Is the Bank of Mum and Dad a temporary solution? Or is it now a permanent part of what commentators are calling the UK’s ‘broken housing market.’ As Nigel Wilson, chief executive at L&G said,

“This is the second year of our survey, and the statistics show the problem is getting worse, not better.”

Well, yes. But no-one can say that two results are an adequate statistical sample. Then again, have parents not always given their children help with a first home – whether it was second-hand furniture or cash? And as the English Housing Survey confirms, more than 20% of first-time buyers had help in 1994/95 – so clearly the Bank of Mum and Dad has always been open for business.

Nigel Wilson thinks that the problem is rapidly getting worse. “Transaction volumes are down in the housing market, but contributions from parents are growing exponentially. This cannot be a good thing, and it cannot be sustainable for either parent or for young people.”

The gap between the generations

As many people have pointed out recently, this is another sign of the increasing conflict between the generations. The so-called ‘baby boomer’ generation – those born between 1946 and 1964 – has enjoyed more affordable housing, student grants while they were at university and, for those in the public sector, index-linked pensions. ‘Generation rent’ on the other hand is looking at a housing market where they cannot afford to buy, graduating with tens of thousands of pounds of debt and having to work until their late sixties to have a reasonable – but certainly not index-linked – pension.

“Parents want their children to get on in life,” said Nigel Wilson, “And the Bank of Mum and Dad is a testament to their generosity, but it is also a symptom of our broken housing market.”

What is the solution?

“The UK is experiencing a supply-side crisis in housing,” said Nigel Wilson. “We are simply not building enough houses. We need to build more homes [for everyone] more quickly and cost effectively.”

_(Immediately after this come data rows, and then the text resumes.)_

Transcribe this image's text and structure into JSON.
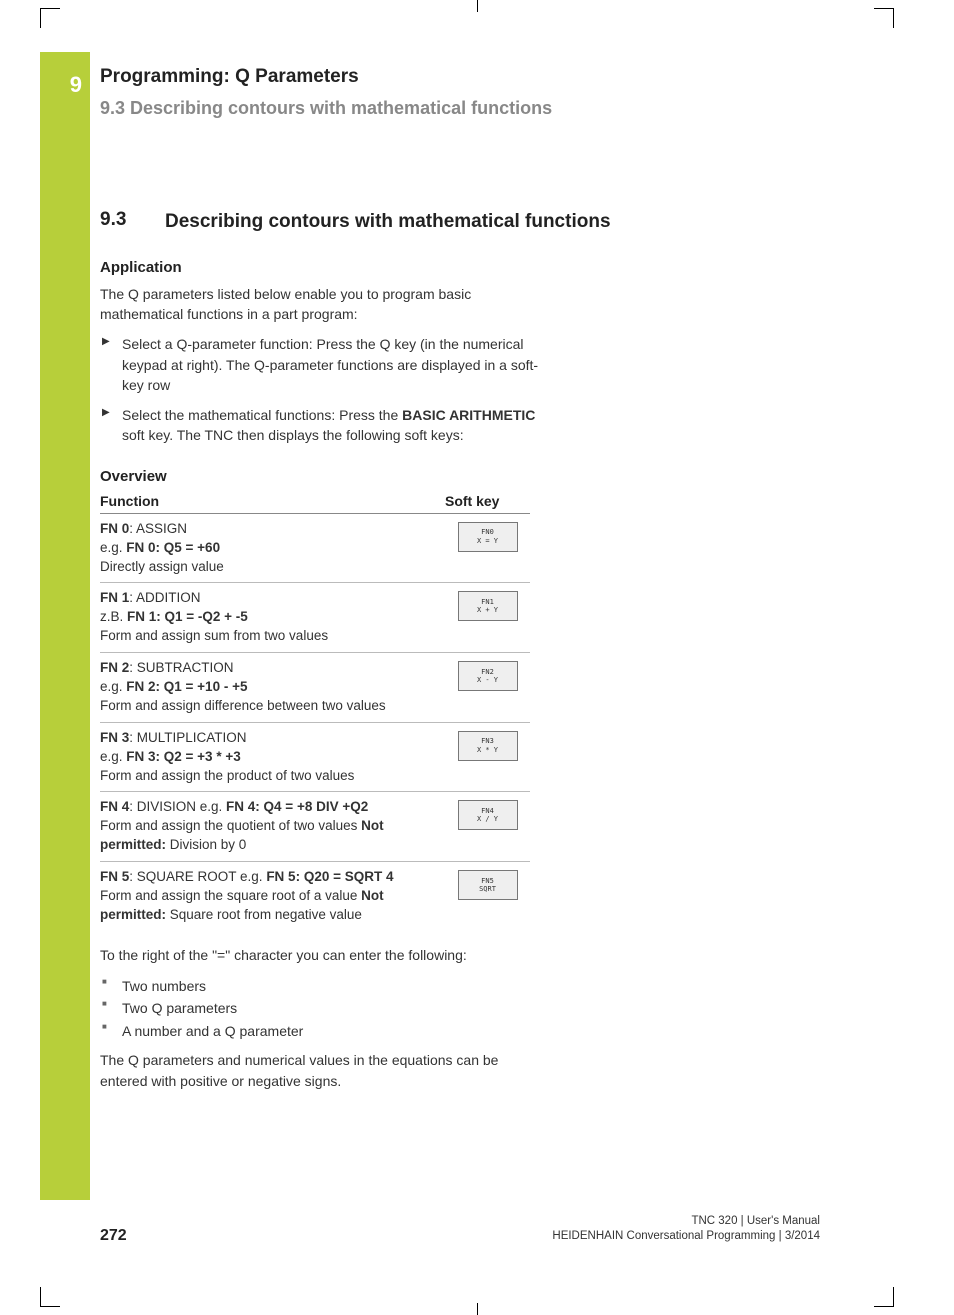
{
  "page": {
    "chapter_number": "9",
    "chapter_title": "Programming: Q Parameters",
    "running_section": "9.3   Describing contours with mathematical functions",
    "section_number": "9.3",
    "section_title": "Describing contours with mathematical functions",
    "page_number": "272",
    "doc_line1": "TNC 320 | User's Manual",
    "doc_line2": "HEIDENHAIN Conversational Programming | 3/2014"
  },
  "colors": {
    "accent": "#b7cf3a",
    "heading_grey": "#888888",
    "text": "#333333",
    "rule": "#bbbbbb",
    "softkey_bg": "#efefef",
    "softkey_border": "#777777"
  },
  "application": {
    "heading": "Application",
    "intro": "The Q parameters listed below enable you to program basic mathematical functions in a part program:",
    "steps": [
      "Select a Q-parameter function: Press the Q key (in the numerical keypad at right). The Q-parameter functions are displayed in a soft-key row",
      "Select the mathematical functions: Press the <b>BASIC ARITHMETIC</b> soft key. The TNC then displays the following soft keys:"
    ]
  },
  "overview": {
    "heading": "Overview",
    "col_function": "Function",
    "col_softkey": "Soft key",
    "rows": [
      {
        "html": "<b>FN 0</b>: ASSIGN<br>e.g. <b>FN 0: Q5 = +60</b><br>Directly assign value",
        "key_line1": "FN0",
        "key_line2": "X = Y"
      },
      {
        "html": "<b>FN 1</b>: ADDITION<br>z.B. <b>FN 1: Q1 = -Q2 + -5</b><br>Form and assign sum from two values",
        "key_line1": "FN1",
        "key_line2": "X + Y"
      },
      {
        "html": "<b>FN 2</b>: SUBTRACTION<br>e.g. <b>FN 2: Q1 = +10 - +5</b><br>Form and assign difference between two values",
        "key_line1": "FN2",
        "key_line2": "X - Y"
      },
      {
        "html": "<b>FN 3</b>: MULTIPLICATION<br>e.g. <b>FN 3: Q2 = +3 * +3</b><br>Form and assign the product of two values",
        "key_line1": "FN3",
        "key_line2": "X * Y"
      },
      {
        "html": "<b>FN 4</b>: DIVISION e.g. <b>FN 4: Q4 = +8 DIV +Q2</b><br>Form and assign the quotient of two values <b>Not permitted:</b> Division by 0",
        "key_line1": "FN4",
        "key_line2": "X / Y"
      },
      {
        "html": "<b>FN 5</b>: SQUARE ROOT e.g. <b>FN 5: Q20 = SQRT 4</b><br>Form and assign the square root of a value <b>Not permitted:</b> Square root from negative value",
        "key_line1": "FN5",
        "key_line2": "SQRT"
      }
    ],
    "after_text": "To the right of the \"=\" character you can enter the following:",
    "after_list": [
      "Two numbers",
      "Two Q parameters",
      "A number and a Q parameter"
    ],
    "closing_text": "The Q parameters and numerical values in the equations can be entered with positive or negative signs."
  }
}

You could be cynical and say that as a supplier of financial products Legal and General ‘would say that wouldn’t they?’ But ultimately the housing market – whether you are renting or buying – is a function of supply and demand, and at the moment the demand for affordable homes outstrips the supply by a considerable margin.

The reaction and the reality

When the news of the Legal and General survey broke, many took to social media claiming that it was simply inherited wealth and that only ‘rich kids’ were benefiting from their parents’ help. I am not so sure: there are no figures to support this but anecdotally you hear of many parents making real sacrifices to help their children – using pension lump sums or re-mortgaging their own homes. It may be that ‘Britain’s broken housing market’ is affecting not just ‘Generation Rent’ but their previously-fortunate parents, who may have to sacrifice the retirement they had looked forward to in order to see their children on to the housing ladder.